The financial institutions also need to see the collateral offered. A collateral is an asset given by the borrower to the lender in case they fail to pay the loan the lender sells the asset to get their money back. The financial institution needs to see the financial amount which the collateral is and also see if it will have appreciated the price of the years the loan is active or depreciated in value. If the collateral fetches more money than the loan plus the interests after the stipulated time then the financial institution should take the deal. Since a financial institution is doing business just like any other business they are in operation to make profits. 
DISCUSSION
Borrower preferences should be taken into consideration at all times by financial institutions which are interested in prospering and making more money in terms of lending and earning interests. Our modern world has changed and the borrower preferences have not been left behind. Many borrowers prefer taking mobile phone money loans in case they are having a small emergency where the amount borrowed is sent directly to the borrower's phone. Also, there are instances where the borrower will just want to fill loan application forms from their computers at home and send them. The financial institutions do not have a choice but to move with the current trend and invest in a state of the art technology devices. They should also employ qualified people to take care of it.

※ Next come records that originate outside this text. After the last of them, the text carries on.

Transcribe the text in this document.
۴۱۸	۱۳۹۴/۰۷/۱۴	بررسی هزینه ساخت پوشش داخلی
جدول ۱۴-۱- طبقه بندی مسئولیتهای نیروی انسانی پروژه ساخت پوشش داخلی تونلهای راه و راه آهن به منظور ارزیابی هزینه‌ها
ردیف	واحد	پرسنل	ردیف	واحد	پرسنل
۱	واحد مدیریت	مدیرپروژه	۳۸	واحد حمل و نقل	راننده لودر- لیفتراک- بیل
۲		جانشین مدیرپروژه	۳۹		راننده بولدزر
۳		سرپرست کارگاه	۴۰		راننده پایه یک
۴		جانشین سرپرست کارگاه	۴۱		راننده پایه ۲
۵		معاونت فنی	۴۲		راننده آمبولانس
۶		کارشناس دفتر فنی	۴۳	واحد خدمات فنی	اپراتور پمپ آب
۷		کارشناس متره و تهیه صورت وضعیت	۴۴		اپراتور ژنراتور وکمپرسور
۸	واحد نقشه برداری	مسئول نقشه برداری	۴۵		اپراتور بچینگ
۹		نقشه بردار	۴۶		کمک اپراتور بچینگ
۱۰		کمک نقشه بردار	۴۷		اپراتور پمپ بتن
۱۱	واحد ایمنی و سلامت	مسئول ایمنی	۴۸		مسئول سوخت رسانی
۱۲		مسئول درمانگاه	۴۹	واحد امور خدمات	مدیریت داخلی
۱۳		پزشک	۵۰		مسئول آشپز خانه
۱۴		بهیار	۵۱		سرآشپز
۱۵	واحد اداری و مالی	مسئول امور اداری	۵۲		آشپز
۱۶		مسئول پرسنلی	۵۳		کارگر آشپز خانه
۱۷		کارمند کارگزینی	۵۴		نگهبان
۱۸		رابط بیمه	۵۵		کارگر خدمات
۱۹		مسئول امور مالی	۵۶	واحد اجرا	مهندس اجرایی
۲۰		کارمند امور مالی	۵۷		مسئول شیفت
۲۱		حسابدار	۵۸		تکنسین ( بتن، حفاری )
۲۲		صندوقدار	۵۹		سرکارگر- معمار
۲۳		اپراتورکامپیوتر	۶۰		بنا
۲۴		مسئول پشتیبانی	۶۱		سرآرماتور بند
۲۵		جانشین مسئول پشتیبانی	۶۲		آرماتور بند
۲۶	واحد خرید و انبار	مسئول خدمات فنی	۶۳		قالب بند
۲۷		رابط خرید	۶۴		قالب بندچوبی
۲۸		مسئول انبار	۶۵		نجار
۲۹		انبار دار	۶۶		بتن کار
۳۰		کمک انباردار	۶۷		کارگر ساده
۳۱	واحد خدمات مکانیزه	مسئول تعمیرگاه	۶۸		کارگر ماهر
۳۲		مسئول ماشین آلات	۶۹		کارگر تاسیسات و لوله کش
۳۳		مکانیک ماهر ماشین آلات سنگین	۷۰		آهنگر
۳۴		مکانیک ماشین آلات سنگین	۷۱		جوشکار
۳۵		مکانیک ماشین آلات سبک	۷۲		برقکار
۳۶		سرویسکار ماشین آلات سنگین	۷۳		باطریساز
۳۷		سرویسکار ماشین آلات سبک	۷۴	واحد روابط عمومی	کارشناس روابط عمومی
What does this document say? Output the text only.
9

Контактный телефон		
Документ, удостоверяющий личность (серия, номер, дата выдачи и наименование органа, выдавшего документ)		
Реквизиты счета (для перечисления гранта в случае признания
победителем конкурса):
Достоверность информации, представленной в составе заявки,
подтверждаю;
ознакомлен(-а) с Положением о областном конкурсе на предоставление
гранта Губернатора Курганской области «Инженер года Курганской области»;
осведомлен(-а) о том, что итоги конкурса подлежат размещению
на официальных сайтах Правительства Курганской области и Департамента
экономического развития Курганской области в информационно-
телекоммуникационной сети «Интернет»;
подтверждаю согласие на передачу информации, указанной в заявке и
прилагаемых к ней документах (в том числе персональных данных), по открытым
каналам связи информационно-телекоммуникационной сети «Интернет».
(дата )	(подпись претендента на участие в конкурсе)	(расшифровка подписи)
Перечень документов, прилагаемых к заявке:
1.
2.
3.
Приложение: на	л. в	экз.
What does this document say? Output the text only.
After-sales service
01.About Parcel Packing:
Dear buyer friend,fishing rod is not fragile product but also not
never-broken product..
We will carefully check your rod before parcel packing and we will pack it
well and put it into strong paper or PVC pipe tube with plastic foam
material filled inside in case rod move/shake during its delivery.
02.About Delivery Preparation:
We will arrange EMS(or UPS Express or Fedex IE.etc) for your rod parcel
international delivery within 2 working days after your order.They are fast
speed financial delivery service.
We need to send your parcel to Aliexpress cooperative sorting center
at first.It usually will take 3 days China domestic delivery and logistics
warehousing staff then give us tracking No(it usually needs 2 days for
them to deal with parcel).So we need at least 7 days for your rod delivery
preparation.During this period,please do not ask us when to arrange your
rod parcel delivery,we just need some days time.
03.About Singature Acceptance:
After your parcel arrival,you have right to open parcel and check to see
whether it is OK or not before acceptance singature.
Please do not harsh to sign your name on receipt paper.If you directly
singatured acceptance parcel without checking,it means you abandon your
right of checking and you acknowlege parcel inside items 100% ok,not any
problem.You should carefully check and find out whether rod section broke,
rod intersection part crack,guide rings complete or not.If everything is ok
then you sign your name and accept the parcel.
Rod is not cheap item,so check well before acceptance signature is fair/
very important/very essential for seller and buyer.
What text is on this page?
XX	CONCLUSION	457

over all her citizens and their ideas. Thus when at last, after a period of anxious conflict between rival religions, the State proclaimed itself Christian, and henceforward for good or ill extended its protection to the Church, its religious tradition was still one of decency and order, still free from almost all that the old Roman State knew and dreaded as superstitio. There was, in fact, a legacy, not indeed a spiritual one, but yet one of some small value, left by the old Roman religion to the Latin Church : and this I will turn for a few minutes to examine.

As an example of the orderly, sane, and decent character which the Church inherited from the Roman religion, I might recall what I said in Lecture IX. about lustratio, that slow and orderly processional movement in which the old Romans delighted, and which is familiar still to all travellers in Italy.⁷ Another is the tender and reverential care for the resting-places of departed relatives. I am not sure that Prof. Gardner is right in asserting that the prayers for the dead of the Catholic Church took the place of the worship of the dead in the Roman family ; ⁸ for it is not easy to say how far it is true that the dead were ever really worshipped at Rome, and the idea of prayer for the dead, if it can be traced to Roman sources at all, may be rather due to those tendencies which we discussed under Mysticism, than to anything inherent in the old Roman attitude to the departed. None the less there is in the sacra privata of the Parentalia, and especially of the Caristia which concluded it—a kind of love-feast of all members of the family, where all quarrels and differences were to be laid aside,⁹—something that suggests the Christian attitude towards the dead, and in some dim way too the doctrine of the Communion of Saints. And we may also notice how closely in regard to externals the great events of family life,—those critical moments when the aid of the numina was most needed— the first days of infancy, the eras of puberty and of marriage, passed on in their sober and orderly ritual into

Borrower preferences have been constantly changing some of the new trends are online banking and cryptocurrencies. Cryptos has shaken the banking industries in the near past and the ripples are still spreading. Many borrowers use these platforms it is up to the financial institutions to also involve themselves in them because there is a huge chunk of the available market. These borrowers prefer the amount borrowed to be deposited into their online banking or cryptocurrencies wallet. The blockchain technology is leading a revolution in how we used to do our banking. Lenders can use its open ledger system to identify potential good borrowers because blockchain uses an open ledger making all transaction happening there to be visible to the whole world.
CONCLUSION
In conclusion, I will urge lending institutions to monitor the ever-shifting borrower preferences and try to fulfill their needs. The shifting in borrower preferences is a problem which financial institutions need to solve the problem to be able to be in business. Since entrepreneurship is always about finding a problem in a society and solving it then the money starts flowing in. So financial institutions should solve the ever-changing borrower preferences to be able to be the best in the business. Emerging of current technology in the banking industry has however changed the business preferences even more.
Financial institutions are this operation to make money just like any other person or organization who undertakes the business operation. So if the borrower intends to take a business loan he or she should start by first investing their savings in the business. This aspect of investing in the business means the borrower is confident of his or her business plan. These assure the financial institutions that the borrower is there to recoup is money and in that process, he/she will be able to pay back the amount loaned plus the interests without problems.